Trying to accurately depict Messi’s greatness exhausts hyperbole. Even Ray Hudson has to play with the limits of language to describe him. And almost any time you start futzing with numbers, you find another measure by which he is exceptional. Messi is easily the best player alive.

Except maybe when he puts on the Argentine national team colors.




1 For most players one goal every three games is not terrible. It’s almost unfair that we have to talk about Messi differently than other players but, in a perverse way, that only confirms how good he is.

2 It is admittedly a crude metric but it does capture the relatively quality of shots a player takes.

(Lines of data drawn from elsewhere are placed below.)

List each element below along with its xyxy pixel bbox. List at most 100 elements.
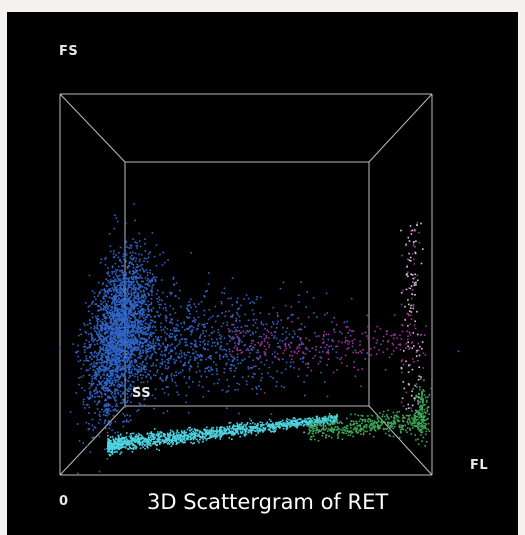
data-point bbox=[114, 214, 116, 216]
data-point bbox=[236, 348, 238, 351]
data-point bbox=[139, 403, 142, 406]
data-point bbox=[244, 425, 247, 427]
data-point bbox=[128, 301, 130, 304]
data-point bbox=[157, 441, 160, 443]
data-point bbox=[211, 368, 213, 371]
data-point bbox=[102, 365, 104, 368]
data-point bbox=[136, 332, 138, 334]
data-point bbox=[93, 374, 95, 377]
data-point bbox=[382, 335, 385, 338]
data-point bbox=[100, 393, 103, 395]
data-point bbox=[118, 386, 120, 388]
data-point bbox=[226, 428, 228, 431]
data-point bbox=[152, 340, 155, 342]
data-point bbox=[97, 401, 99, 404]
data-point bbox=[158, 344, 160, 346]
data-point bbox=[131, 321, 134, 324]
data-point bbox=[196, 345, 198, 348]
data-point bbox=[141, 294, 143, 296]
data-point bbox=[190, 333, 192, 336]
data-point bbox=[95, 371, 98, 374]
data-point bbox=[121, 318, 123, 321]
data-point bbox=[130, 314, 132, 316]
data-point bbox=[169, 357, 172, 360]
data-point bbox=[117, 318, 119, 321]
data-point bbox=[185, 438, 188, 441]
data-point bbox=[106, 331, 109, 334]
data-point bbox=[258, 385, 260, 387]
data-point bbox=[116, 375, 118, 378]
data-point bbox=[109, 410, 112, 412]
data-point bbox=[329, 415, 331, 417]
data-point bbox=[92, 369, 95, 371]
data-point bbox=[116, 409, 119, 412]
data-point bbox=[132, 270, 134, 272]
data-point bbox=[160, 350, 163, 353]
data-point bbox=[98, 281, 100, 284]
data-point bbox=[103, 382, 106, 384]
data-point bbox=[302, 361, 304, 363]
data-point bbox=[147, 348, 150, 350]
data-point bbox=[115, 293, 117, 295]
data-point bbox=[181, 326, 184, 328]
data-point bbox=[120, 319, 122, 321]
data-point bbox=[127, 331, 130, 333]
data-point bbox=[130, 447, 132, 450]
data-point bbox=[200, 359, 203, 361]
data-point bbox=[123, 306, 126, 308]
data-point bbox=[120, 354, 122, 357]
data-point bbox=[112, 349, 115, 351]
data-point bbox=[152, 346, 154, 348]
data-point bbox=[170, 320, 172, 323]
data-point bbox=[134, 330, 137, 333]
data-point bbox=[236, 425, 238, 428]
data-point bbox=[234, 342, 236, 344]
data-point bbox=[134, 241, 136, 243]
data-point bbox=[112, 252, 115, 255]
data-point bbox=[124, 374, 126, 376]
data-point bbox=[145, 365, 147, 368]
data-point bbox=[129, 388, 132, 391]
data-point bbox=[118, 448, 121, 450]
data-point bbox=[290, 422, 292, 425]
data-point bbox=[154, 442, 156, 444]
data-point bbox=[391, 353, 393, 355]
data-point bbox=[161, 358, 163, 361]
data-point bbox=[305, 337, 307, 339]
data-point bbox=[343, 321, 346, 324]
data-point bbox=[316, 417, 318, 419]
data-point bbox=[96, 391, 99, 393]
data-point bbox=[256, 425, 258, 428]
data-point bbox=[137, 273, 139, 275]
data-point bbox=[265, 348, 267, 351]
ss-axis-line bbox=[59, 405, 126, 476]
data-point bbox=[99, 377, 102, 379]
data-point bbox=[334, 417, 336, 420]
data-point bbox=[114, 356, 116, 358]
data-point bbox=[115, 295, 117, 297]
data-point bbox=[228, 437, 231, 439]
data-point bbox=[415, 351, 418, 353]
data-point bbox=[199, 359, 202, 361]
data-point bbox=[178, 297, 180, 300]
data-point bbox=[99, 370, 102, 372]
data-point bbox=[178, 432, 180, 434]
data-point bbox=[128, 445, 131, 447]
data-point bbox=[180, 334, 182, 336]
data-point bbox=[151, 287, 153, 289]
data-point bbox=[344, 341, 347, 344]
data-point bbox=[290, 419, 293, 422]
data-point bbox=[112, 366, 114, 369]
data-point bbox=[252, 339, 255, 342]
data-point bbox=[242, 427, 244, 429]
data-point bbox=[126, 393, 128, 395]
data-point bbox=[105, 330, 107, 332]
data-point bbox=[95, 317, 98, 319]
data-point bbox=[137, 324, 139, 327]
data-point bbox=[120, 279, 122, 282]
data-point bbox=[100, 333, 103, 335]
data-point bbox=[150, 309, 152, 311]
data-point bbox=[214, 320, 217, 323]
data-point bbox=[107, 312, 109, 314]
data-point bbox=[94, 374, 97, 376]
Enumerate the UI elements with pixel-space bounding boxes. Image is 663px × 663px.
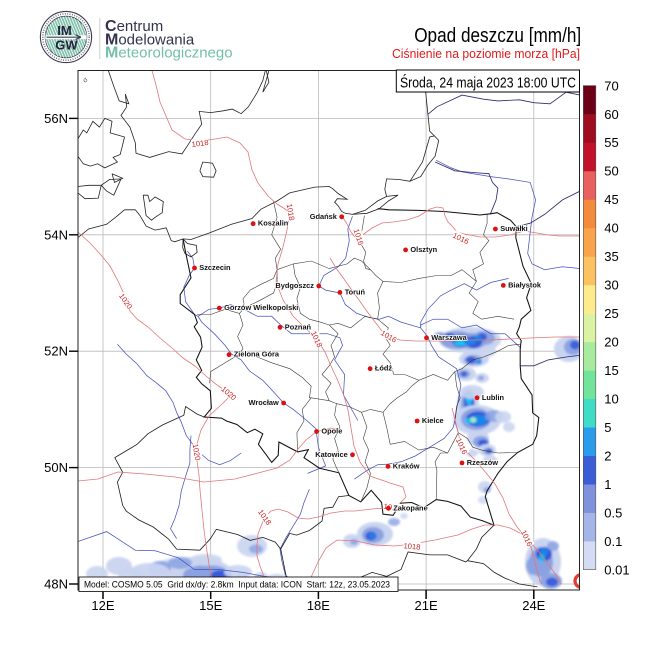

3 That’s another component of Messi’s struggles for Argentina: he’s also getting off fewer shots. In La Liga, he averaging just under five per game. In internationals, it’s just over four. In Argentina’s World Cup semi-final against the Netherlands, Messi had only one shot. Total. In 38 games in La Liga last season only once was he held to one shot. That was a free kick from about 30 yards against Malaga at the Camp Nou (incidentally Barca lost 0-1). If Messi’s response to getting fewer shots for his country is to take bad shots just to get more shots, he might want to rethink that.

4 And no, the data isn’t loaded with long-range dead balls that are bringing Messi’s average down. There is only one of those in the entire 41-shot sample.

5 Mandzukic because he just got sold off. Vietto because he’s apparently going to be Mandzukic’s replacement and Atletico have a pretty good recent track record of finding strikers they can later sell on for sizable transfer fees. Suarez because he’s Messi’s teammate. Bueno because I like Rayo. And Benzema because he plays for the other half of La Liga’s duopoly. And just a couple of notes about the bar plot itself: Mandzukic is probably benefitting from being a big target man, so accordingly a number of his shots are going to be closer to goal (and carry higher probabilities). The opposite is probably happening in Messi’s case. He’s being ‘punished’ because he’s not a huge threat to score a header (save maybe against United in a Champions Leauge final). As for the reddish-orange values—Messi and Aguero for Argentina—many if not most players’ average probabilities in international duty are going to be lower, save maybe for Miroslav Klose (His number is going to be ridiculous). I only have two data points here so I don’t have enough info to say anything definitive, but surprising that Messi is below average in any event.